Our national legislators are sure to continue to be deaf and blind to our pleas and our weakening situation. After all, they can blame "brown" people for our crisis, instead of owning up to their own roles in selling us out to China, Saudi Arabia, India and elsewhere:
... it seems to me that the Lou Dobbs theory of the economy -- blaming trade and immigration for dislikable elements of the contemporary scene -- is a very dangerous toxin that's extremely counterproductive to sound social democratic goals. By focusing the ire of suffering people on various brown-skinned types both at home and abroad, this brand of pseudo-populism distracts attention from the policy shifts that could actually help and the powerful actors that stand in the way of those shifts.
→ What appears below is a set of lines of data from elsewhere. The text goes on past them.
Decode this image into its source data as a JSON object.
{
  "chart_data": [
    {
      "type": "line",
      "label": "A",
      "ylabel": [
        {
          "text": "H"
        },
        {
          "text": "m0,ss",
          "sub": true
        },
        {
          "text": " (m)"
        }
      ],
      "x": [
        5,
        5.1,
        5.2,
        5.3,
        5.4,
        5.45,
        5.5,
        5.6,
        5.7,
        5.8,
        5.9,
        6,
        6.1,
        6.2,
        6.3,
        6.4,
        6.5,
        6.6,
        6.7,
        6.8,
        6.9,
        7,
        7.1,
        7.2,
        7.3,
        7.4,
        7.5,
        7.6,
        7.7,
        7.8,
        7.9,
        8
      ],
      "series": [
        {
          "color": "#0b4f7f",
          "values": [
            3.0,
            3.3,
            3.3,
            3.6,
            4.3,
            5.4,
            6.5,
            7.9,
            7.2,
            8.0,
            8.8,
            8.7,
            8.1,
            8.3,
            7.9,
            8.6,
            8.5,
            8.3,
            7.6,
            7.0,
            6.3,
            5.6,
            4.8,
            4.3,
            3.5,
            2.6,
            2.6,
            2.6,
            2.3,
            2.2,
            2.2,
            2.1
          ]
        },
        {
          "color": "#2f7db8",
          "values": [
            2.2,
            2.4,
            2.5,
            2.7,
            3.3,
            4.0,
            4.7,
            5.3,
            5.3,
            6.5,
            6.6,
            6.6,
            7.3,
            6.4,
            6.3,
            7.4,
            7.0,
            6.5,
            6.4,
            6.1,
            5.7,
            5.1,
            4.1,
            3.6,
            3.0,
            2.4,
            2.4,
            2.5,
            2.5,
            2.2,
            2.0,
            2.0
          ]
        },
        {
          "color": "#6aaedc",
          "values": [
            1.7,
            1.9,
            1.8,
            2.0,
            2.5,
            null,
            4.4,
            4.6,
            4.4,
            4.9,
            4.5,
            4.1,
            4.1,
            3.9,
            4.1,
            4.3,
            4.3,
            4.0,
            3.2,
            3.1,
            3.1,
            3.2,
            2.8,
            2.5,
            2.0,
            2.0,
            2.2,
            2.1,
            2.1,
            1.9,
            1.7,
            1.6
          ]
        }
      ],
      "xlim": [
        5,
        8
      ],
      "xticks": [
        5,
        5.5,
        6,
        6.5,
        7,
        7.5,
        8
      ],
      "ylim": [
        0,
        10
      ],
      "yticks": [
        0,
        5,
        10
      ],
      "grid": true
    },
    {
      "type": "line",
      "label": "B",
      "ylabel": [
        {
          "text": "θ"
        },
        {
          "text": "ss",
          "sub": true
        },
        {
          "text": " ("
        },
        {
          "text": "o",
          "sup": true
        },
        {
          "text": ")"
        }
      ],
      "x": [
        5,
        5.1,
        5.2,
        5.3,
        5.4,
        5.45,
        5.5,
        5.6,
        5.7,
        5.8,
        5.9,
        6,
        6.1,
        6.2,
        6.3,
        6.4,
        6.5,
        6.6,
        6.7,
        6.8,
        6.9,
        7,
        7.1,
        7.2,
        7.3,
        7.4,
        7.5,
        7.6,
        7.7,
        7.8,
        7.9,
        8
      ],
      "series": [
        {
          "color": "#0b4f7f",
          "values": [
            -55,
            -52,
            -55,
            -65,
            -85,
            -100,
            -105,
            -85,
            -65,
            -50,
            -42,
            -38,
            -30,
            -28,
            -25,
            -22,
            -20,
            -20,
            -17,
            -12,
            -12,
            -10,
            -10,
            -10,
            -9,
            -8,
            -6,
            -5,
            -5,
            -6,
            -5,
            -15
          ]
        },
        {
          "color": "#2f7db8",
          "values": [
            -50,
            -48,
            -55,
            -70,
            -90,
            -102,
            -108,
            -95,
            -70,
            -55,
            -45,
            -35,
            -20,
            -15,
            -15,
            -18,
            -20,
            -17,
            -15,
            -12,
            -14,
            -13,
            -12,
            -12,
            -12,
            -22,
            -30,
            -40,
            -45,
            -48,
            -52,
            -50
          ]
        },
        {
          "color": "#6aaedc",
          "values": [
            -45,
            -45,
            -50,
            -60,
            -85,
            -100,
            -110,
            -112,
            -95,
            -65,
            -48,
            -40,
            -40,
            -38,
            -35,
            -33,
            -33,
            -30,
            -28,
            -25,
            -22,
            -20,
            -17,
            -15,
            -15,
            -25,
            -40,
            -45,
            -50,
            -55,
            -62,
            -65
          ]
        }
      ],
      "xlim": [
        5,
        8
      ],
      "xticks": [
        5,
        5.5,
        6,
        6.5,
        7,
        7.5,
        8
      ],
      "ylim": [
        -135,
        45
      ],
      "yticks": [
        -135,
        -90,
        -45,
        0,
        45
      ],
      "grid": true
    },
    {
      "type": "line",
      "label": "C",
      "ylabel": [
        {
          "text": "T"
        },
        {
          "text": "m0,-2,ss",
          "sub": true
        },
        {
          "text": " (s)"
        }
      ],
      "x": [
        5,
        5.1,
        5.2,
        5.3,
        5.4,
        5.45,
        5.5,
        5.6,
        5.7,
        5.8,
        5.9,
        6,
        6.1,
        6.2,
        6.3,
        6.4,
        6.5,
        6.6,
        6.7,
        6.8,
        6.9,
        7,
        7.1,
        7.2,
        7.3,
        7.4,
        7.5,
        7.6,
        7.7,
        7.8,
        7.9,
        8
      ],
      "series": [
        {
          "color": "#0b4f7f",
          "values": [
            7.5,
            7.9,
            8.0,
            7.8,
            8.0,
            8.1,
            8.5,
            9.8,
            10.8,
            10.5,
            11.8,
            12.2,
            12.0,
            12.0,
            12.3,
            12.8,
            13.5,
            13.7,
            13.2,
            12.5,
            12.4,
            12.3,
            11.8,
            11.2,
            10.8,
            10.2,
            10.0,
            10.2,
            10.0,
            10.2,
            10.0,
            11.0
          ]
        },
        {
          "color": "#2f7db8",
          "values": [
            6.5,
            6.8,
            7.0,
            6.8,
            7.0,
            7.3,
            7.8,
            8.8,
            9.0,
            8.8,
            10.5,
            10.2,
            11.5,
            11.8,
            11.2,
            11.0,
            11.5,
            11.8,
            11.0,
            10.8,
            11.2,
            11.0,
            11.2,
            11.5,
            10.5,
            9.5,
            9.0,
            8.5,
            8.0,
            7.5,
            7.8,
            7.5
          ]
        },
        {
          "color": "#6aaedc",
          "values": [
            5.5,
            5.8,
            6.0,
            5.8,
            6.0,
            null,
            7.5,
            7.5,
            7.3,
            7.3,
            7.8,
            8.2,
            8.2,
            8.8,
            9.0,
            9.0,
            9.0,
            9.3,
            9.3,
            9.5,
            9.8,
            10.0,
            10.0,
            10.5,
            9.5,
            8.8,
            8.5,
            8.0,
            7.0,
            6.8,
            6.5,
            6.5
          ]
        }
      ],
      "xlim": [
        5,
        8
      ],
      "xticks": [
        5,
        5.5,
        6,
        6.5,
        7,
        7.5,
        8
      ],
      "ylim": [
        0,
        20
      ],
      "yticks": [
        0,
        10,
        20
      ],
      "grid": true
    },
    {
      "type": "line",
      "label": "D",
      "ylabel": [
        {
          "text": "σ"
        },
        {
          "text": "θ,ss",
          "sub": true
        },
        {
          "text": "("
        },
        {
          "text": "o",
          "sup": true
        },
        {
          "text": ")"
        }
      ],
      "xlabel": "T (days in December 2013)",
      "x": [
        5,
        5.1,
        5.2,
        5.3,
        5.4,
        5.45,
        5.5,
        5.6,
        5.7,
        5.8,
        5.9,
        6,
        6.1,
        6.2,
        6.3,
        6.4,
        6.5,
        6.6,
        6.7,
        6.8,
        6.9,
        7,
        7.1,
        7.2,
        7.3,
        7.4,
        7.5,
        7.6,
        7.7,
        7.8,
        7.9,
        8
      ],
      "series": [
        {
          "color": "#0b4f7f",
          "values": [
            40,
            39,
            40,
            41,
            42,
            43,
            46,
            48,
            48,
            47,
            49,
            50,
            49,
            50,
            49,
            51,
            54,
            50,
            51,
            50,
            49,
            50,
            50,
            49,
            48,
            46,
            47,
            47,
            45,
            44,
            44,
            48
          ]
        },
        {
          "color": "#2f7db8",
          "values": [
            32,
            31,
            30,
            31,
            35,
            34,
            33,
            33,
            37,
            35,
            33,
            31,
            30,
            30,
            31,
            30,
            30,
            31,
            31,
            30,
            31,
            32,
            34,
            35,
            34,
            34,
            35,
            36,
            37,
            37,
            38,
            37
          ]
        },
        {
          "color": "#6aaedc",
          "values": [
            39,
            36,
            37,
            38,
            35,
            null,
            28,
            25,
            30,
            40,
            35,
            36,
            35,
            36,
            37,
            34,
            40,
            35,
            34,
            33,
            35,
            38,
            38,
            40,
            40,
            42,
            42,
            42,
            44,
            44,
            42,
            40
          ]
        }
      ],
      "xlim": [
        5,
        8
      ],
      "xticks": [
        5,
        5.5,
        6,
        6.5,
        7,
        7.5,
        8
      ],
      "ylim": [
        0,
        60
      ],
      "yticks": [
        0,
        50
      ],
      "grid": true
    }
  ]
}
http://yglesias.typepad.com/...
In a high bit of irony, the Financial Times article closed with these lines:
To dream the impossible dream,
to fight the unbeatable foe,
to bear with unbearable sorrow,
to run where the brave dare not go.
To right the unrightable wrong,
to love pure and chaste from afar,
to try when your arms are too weary,
to reach the unreachable star.
This is my quest: to follow that star,
no matter how hopeless, no matter how far.
While Huguette Clarke lies dreamless on her hospital bed and millions of Americans have had their dreams trashed by legislators and courts who are endlessly in love with the artificial persona of multinational corporations. Real, that is to say, natural persons no longer count in the American dream.
So far, multinational corporations do not have the political franchise of actually voting in American elections. Roberts, Alito, Scalia, Thomas and Kennedy on the U.S. Supreme Court are feverishly working to correct that omission.
Footnote: One wonders at all the sturm and angst on behalf of a huge property owner of no note rather than on behalf of the alive and vital millions of Americans who suffer joblessness, loss of their little wealth and properties. Does the ownership of huge amounts of valuable property elevate one so much in public esteem if that is one's only accomplishment?